Нэглу звонить бесполезно. Нэгл с женой в Греции.
По силам ли ему покрыть такие расходы самостоятельно? Нет, не по силам. Он выписал Макбрайду чек на пять тысяч долларов, и на счету у него теперь осталось чуть больше двух. Не хватит.
Попросить мать и Дана за это заплатить? Нет, ему духу не хватит так поступить. Материн проект с календарем и ежедневником уже завершился, а Фила Костанцу, соавтора Дана по «Медведю Томми» последние шестнадцать лет, хватил удар, и работать он, вероятно, никогда больше не сможет. Не лучший миг просить об одолжении.

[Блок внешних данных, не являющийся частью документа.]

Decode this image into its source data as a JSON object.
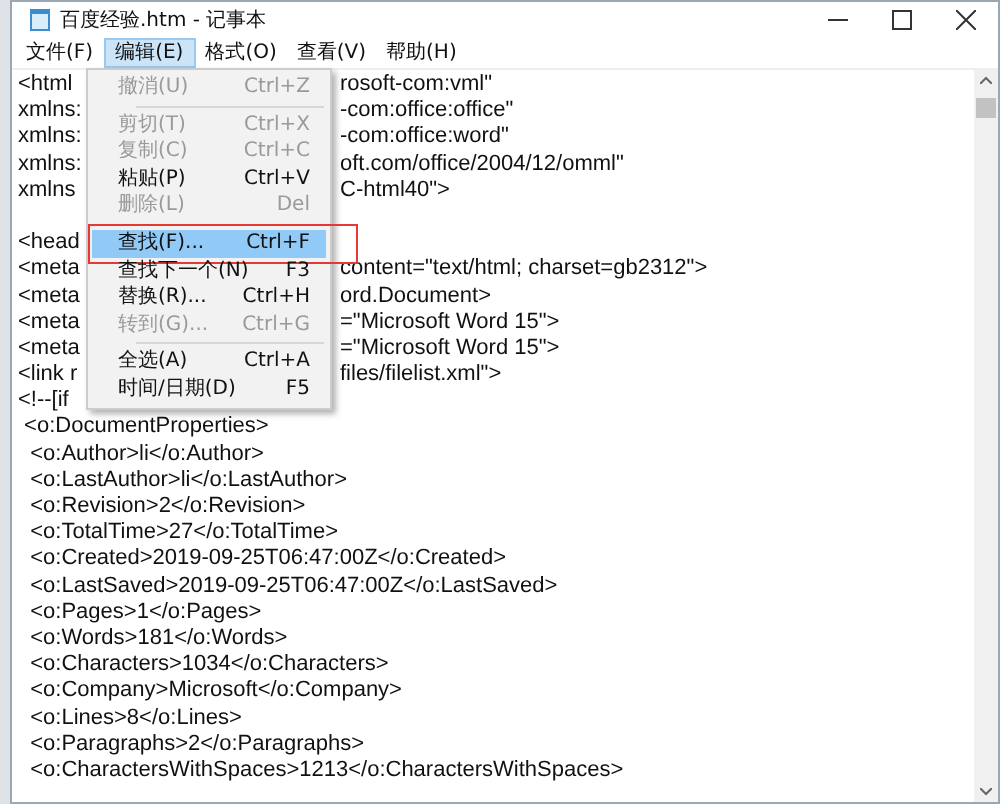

Вложить оставшиеся две тысячи и попросить их довнести остальное? Возможно. Но что же тогда с будущим годом, когда этих двух тысяч больше не будет?
Вложить эти две тысячи – значит отказаться от квартиры. Жуткая мысль: больше никакого Нью-Йорка.
И все же, если не вернется в Принстон – потеряет свою студенческую отсрочку. Это будет означать призыв, а поскольку служить в армии он откажется, если и когда его призовут, то призыв будет означать тюрьму.
Другой колледж? Не такой дорогой? Но какой – и как, во имя всего на свете, ему организовать перевод, если у него осталось так мало времени?
Он понятия не имел, что ему делать.
Определенно было только одно: его больше не желали. Они решили, что он никуда не годится, и дали ему пинка.